Let $T > 0$. Let $(\Omega, \mathscr F, \{\mathscr F_t\}_{t \in [0,T]}, \mathbb P)$ be a filtered probability space where $\mathscr F_t = \sigma(W_u, u \in [0,t])$ where $W_t$ is standard Brownian motion.
Let the stochastic process $X=(X_t)_{t \in [0,T]}$ solve the SDE
$$dX_t = \beta(t,X_t)dt + \sigma(t, X_t)dW_t$$
with initial condition $X_t = x$ where $x \in \mathbb R$
Prove that
$$E[g(X_T)|\mathscr F_t] = E[g(X_T)|X_t]$$
where $g$ is a Borel-measurable function and $E[|g(X_T)||X_t=x] < \infty$
What I tried: $\forall t \in [0,T]$.
$$X_t = X_0 + \int_0^t \beta du + \int_0^t \sigma dW_t$$
Choose $t=T$ to get:
$$X_T = X_0 + \int_0^T \beta du + \int_0^T \sigma dW_t$$
$$\to X_T = X_t + \int_t^T \beta du + \int_t^T \sigma dW_t$$
Define another Borel-measurable function $h(x,y)$ s.t.

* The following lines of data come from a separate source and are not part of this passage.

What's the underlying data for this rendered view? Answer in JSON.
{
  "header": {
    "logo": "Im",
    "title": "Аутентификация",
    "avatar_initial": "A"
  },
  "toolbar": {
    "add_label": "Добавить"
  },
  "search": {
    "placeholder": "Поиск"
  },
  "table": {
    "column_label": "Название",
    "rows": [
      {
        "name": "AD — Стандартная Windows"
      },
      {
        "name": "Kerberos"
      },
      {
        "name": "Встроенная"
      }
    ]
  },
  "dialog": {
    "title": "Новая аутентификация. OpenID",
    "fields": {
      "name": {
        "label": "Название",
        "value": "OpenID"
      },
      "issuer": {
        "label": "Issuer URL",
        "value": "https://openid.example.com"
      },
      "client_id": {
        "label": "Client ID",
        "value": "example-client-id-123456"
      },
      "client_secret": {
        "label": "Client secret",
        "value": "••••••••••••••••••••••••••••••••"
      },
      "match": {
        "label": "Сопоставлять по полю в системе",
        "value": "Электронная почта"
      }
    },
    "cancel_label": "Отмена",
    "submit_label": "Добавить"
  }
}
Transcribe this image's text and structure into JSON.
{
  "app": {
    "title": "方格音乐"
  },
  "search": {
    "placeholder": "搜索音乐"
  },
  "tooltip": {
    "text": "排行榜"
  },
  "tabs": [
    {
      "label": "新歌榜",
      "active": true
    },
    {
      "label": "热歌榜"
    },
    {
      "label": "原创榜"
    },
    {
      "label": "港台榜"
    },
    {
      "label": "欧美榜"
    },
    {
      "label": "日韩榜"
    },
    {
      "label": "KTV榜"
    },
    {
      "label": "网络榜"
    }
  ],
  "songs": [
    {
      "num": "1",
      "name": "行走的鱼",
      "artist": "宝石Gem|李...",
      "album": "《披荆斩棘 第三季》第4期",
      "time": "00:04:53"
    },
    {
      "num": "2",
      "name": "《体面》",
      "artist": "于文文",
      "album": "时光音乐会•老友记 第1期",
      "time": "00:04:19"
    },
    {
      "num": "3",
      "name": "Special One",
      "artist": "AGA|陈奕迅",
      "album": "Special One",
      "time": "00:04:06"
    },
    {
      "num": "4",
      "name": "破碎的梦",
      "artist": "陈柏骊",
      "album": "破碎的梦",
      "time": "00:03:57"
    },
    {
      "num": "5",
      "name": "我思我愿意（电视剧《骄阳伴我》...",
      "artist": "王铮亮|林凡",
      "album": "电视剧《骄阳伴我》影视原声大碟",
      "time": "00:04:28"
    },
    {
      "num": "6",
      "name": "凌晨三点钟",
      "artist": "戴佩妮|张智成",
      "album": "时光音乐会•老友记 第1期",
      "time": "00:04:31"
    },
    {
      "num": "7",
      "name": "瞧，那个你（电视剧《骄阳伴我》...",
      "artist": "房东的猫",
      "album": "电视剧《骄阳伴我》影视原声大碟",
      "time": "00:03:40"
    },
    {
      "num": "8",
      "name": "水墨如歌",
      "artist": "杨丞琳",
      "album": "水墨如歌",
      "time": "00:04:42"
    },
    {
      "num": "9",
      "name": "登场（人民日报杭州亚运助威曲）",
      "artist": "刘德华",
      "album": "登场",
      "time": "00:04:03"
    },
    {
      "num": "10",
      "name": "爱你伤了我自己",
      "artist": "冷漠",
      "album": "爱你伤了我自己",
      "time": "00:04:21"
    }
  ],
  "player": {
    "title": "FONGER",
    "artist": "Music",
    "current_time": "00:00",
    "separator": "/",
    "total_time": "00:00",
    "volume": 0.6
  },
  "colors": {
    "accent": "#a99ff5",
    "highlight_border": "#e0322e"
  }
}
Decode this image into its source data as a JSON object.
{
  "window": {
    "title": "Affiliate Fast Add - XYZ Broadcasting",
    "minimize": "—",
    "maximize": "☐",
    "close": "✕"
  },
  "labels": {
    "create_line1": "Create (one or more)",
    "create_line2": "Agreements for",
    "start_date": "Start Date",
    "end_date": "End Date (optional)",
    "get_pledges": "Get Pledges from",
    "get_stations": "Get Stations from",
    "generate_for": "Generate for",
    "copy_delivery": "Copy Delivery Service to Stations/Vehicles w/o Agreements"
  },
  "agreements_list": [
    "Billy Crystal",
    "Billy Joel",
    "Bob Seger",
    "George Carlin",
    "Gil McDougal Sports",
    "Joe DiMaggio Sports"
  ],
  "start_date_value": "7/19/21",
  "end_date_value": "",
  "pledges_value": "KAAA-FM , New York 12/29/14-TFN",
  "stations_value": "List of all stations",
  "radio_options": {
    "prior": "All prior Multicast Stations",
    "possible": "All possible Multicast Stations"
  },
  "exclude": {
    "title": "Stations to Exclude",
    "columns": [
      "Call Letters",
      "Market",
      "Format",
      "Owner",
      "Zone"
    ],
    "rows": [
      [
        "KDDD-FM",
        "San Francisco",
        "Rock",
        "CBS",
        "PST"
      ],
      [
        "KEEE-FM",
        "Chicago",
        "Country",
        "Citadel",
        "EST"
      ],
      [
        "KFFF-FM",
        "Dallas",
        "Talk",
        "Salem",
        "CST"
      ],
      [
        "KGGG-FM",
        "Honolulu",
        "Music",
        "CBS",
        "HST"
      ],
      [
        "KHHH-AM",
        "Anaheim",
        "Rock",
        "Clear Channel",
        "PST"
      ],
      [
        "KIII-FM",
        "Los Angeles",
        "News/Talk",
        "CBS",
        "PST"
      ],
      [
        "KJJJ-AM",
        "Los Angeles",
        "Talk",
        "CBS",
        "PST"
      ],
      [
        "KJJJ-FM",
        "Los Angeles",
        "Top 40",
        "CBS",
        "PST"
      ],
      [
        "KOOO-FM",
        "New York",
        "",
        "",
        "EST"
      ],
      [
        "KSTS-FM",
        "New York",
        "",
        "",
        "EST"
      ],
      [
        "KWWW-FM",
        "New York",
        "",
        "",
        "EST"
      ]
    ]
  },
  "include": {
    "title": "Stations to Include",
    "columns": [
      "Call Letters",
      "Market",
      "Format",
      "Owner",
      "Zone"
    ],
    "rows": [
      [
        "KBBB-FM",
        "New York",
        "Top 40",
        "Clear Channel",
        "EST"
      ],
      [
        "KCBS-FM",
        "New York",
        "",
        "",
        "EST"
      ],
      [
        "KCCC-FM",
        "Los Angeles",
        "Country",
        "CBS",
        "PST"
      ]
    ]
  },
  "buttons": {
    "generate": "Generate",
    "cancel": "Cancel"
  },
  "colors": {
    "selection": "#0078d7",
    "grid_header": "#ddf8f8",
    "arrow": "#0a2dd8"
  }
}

$$h(X_t, W_t) := g(X_t + \int_t^T \beta du + \int_t^T \sigma dW_t)$$
$$\to g(X_T) = h(X_t, W_t)$$
$\because X_t \in m\mathscr F_t$ and $W_t$ is independent of $\mathscr F_t$, we have
$$E[h(X_t, W_t)|\mathscr F_t] = E[h(x, W_t)]|_{x=X_t} \tag{*}$$
Also, $\because X_t \in m\mathscr F_t$, $W_t$ is independent of $X_t$.
Thus,
$\because X_t \in mX_t$ and $W_t$ is independent of $X_t$, we have
$$E[h(X_t, W_t)|X_t] = E[h(x, W_t)]|_{x=X_t} \tag{**}$$
Combining $(*)$ and $(**)$ gives us what we want. QED
Is that right? Any other assumptions to make such as continuity, integrability or boundedness?